The Extended Mesh Repair technique is less invasive and more effective than other approaches.
“This is a reliable approach, it provides a nice aesthetic correction of the contour deformity, and one of the keys is that this is extraperitoneal. A lot of the traditional approaches to hernia repair—especially these large, TRAM donor site hernias—the surgeon is going to go through the midline, instead of laterally, where the problem is,” Dr. Israeli explained.
He and Dr. DeNoto went on to say that while going through the midline can be effective, it can also come with risks, side effects, and recovery challenges that their technique avoids by never going into the abdominal cavity.

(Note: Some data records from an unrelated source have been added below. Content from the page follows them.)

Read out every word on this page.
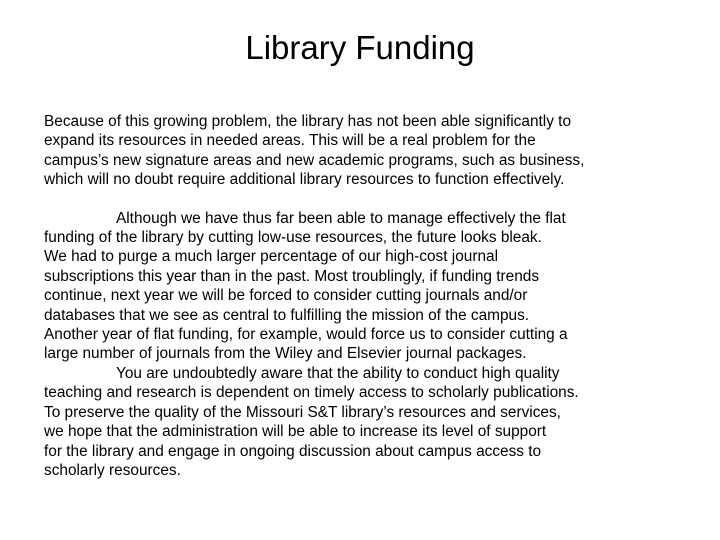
Library Funding
Because of this growing problem, the library has not been able significantly to
expand its resources in needed areas. This will be a real problem for the
campus’s new signature areas and new academic programs, such as business,
which will no doubt require additional library resources to function effectively.
Although we have thus far been able to manage effectively the flat
funding of the library by cutting low-use resources, the future looks bleak.
We had to purge a much larger percentage of our high-cost journal
subscriptions this year than in the past. Most troublingly, if funding trends
continue, next year we will be forced to consider cutting journals and/or
databases that we see as central to fulfilling the mission of the campus.
Another year of flat funding, for example, would force us to consider cutting a
large number of journals from the Wiley and Elsevier journal packages.
You are undoubtedly aware that the ability to conduct high quality
teaching and research is dependent on timely access to scholarly publications.
To preserve the quality of the Missouri S&T library’s resources and services,
we hope that the administration will be able to increase its level of support
for the library and engage in ongoing discussion about campus access to
scholarly resources.
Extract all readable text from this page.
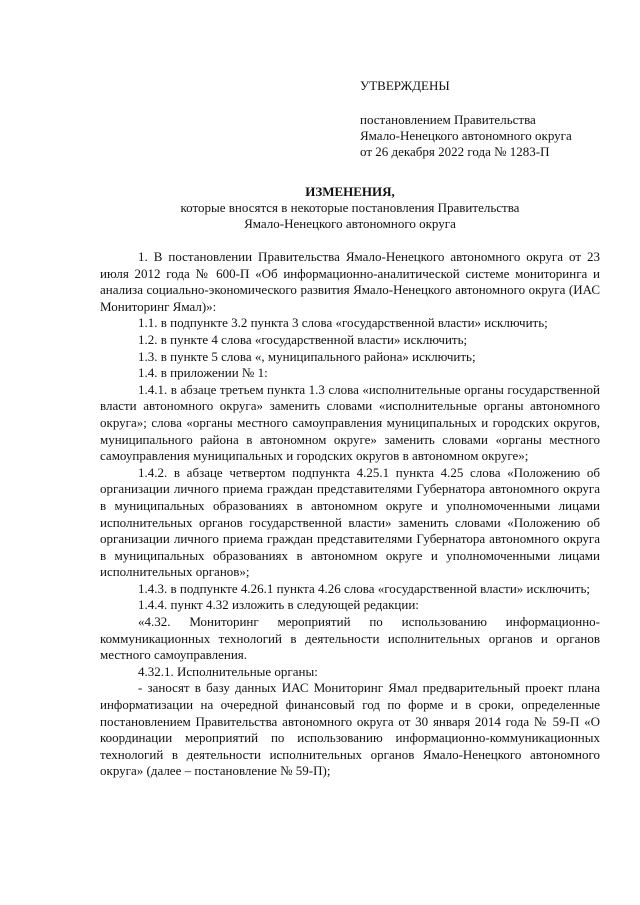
УТВЕРЖДЕНЫ
постановлением Правительства
Ямало-Ненецкого автономного округа
от 26 декабря 2022 года № 1283-П
ИЗМЕНЕНИЯ,
которые вносятся в некоторые постановления Правительства
Ямало-Ненецкого автономного округа

1. В постановлении Правительства Ямало-Ненецкого автономного округа от 23 июля 2012 года № 600-П «Об информационно-аналитической системе мониторинга и анализа социально-экономического развития Ямало-Ненецкого автономного округа (ИАС Мониторинг Ямал)»:

1.1. в подпункте 3.2 пункта 3 слова «государственной власти» исключить;

1.2. в пункте 4 слова «государственной власти» исключить;

1.3. в пункте 5 слова «, муниципального района» исключить;

1.4. в приложении № 1:

1.4.1. в абзаце третьем пункта 1.3 слова «исполнительные органы государственной власти автономного округа» заменить словами «исполнительные органы автономного округа»; слова «органы местного самоуправления муниципальных и городских округов, муниципального района в автономном округе» заменить словами «органы местного самоуправления муниципальных и городских округов в автономном округе»;

1.4.2. в абзаце четвертом подпункта 4.25.1 пункта 4.25 слова «Положению об организации личного приема граждан представителями Губернатора автономного округа в муниципальных образованиях в автономном округе и уполномоченными лицами исполнительных органов государственной власти» заменить словами «Положению об организации личного приема граждан представителями Губернатора автономного округа в муниципальных образованиях в автономном округе и уполномоченными лицами исполнительных органов»;

1.4.3. в подпункте 4.26.1 пункта 4.26 слова «государственной власти» исключить;

1.4.4. пункт 4.32 изложить в следующей редакции:

«4.32. Мониторинг мероприятий по использованию информационно-коммуникационных технологий в деятельности исполнительных органов и органов местного самоуправления.

4.32.1. Исполнительные органы:

- заносят в базу данных ИАС Мониторинг Ямал предварительный проект плана информатизации на очередной финансовый год по форме и в сроки, определенные постановлением Правительства автономного округа от 30 января 2014 года № 59-П «О координации мероприятий по использованию информационно-коммуникационных технологий в деятельности исполнительных органов Ямало-Ненецкого автономного округа» (далее – постановление № 59-П);
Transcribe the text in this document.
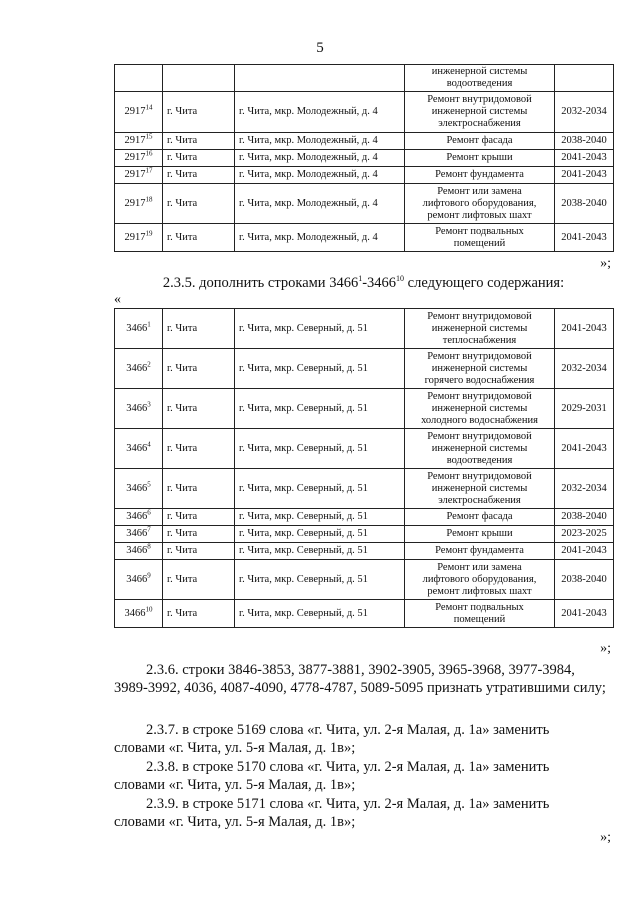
5

			инженерной системы
водоотведения	

2917$^{14}$	г. Чита	г. Чита, мкр. Молодежный, д. 4	Ремонт внутридомовой
инженерной системы
электроснабжения	2032-2034
2917$^{15}$	г. Чита	г. Чита, мкр. Молодежный, д. 4	Ремонт фасада	2038-2040
2917$^{16}$	г. Чита	г. Чита, мкр. Молодежный, д. 4	Ремонт крыши	2041-2043
2917$^{17}$	г. Чита	г. Чита, мкр. Молодежный, д. 4	Ремонт фундамента	2041-2043
2917$^{18}$	г. Чита	г. Чита, мкр. Молодежный, д. 4	Ремонт или замена
лифтового оборудования,
ремонт лифтовых шахт	2038-2040
2917$^{19}$	г. Чита	г. Чита, мкр. Молодежный, д. 4	Ремонт подвальных
помещений	2041-2043
»;
2.3.5. дополнить строками 3466$^1$-3466$^{10}$ следующего содержания:
«
3466$^1$	г. Чита	г. Чита, мкр. Северный, д. 51	Ремонт внутридомовой
инженерной системы
теплоснабжения	2041-2043
3466$^2$	г. Чита	г. Чита, мкр. Северный, д. 51	Ремонт внутридомовой
инженерной системы
горячего водоснабжения	2032-2034
3466$^3$	г. Чита	г. Чита, мкр. Северный, д. 51	Ремонт внутридомовой
инженерной системы
холодного водоснабжения	2029-2031
3466$^4$	г. Чита	г. Чита, мкр. Северный, д. 51	Ремонт внутридомовой
инженерной системы
водоотведения	2041-2043
3466$^5$	г. Чита	г. Чита, мкр. Северный, д. 51	Ремонт внутридомовой
инженерной системы
электроснабжения	2032-2034
3466$^6$	г. Чита	г. Чита, мкр. Северный, д. 51	Ремонт фасада	2038-2040
3466$^7$	г. Чита	г. Чита, мкр. Северный, д. 51	Ремонт крыши	2023-2025
3466$^8$	г. Чита	г. Чита, мкр. Северный, д. 51	Ремонт фундамента	2041-2043
3466$^9$	г. Чита	г. Чита, мкр. Северный, д. 51	Ремонт или замена
лифтового оборудования,
ремонт лифтовых шахт	2038-2040
3466$^{10}$	г. Чита	г. Чита, мкр. Северный, д. 51	Ремонт подвальных
помещений	2041-2043
»;
2.3.6. строки 3846-3853, 3877-3881, 3902-3905, 3965-3968, 3977-3984,
3989-3992, 4036, 4087-4090, 4778-4787, 5089-5095 признать утратившими силу;
2.3.7. в строке 5169 слова «г. Чита, ул. 2-я Малая, д. 1а» заменить
словами «г. Чита, ул. 5-я Малая, д. 1в»;
2.3.8. в строке 5170 слова «г. Чита, ул. 2-я Малая, д. 1а» заменить
словами «г. Чита, ул. 5-я Малая, д. 1в»;
2.3.9. в строке 5171 слова «г. Чита, ул. 2-я Малая, д. 1а» заменить
словами «г. Чита, ул. 5-я Малая, д. 1в»;
»;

Drs. Israeli and DeNoto hope that more surgeons learn about their procedure.
The doctors have performed this procedure on over a hundred patients, most of whom were referred to them by surgeons in other parts of the country. They’ve also presented this work at medical conferences in an effort to show their colleagues that patients need not continue to live with abdominal bulges.
Dr. DeNoto said that the Director of the Hernia Repair Institute at Cleveland Clinic used to send his patients to physical therapy, as he believed there was no successful repair option for this type of hernia.
Dr. DeNoto’s presentation was eye-opening for him: “Now, he does our operation, and he’s very pleased with it. Patients should know there’s always something we can do to help them. Patients come to us after sometimes ten or fifteen years with their bulge being told by their surgeons ‘live with it, because it cannot be fixed.’ It can be fixed.”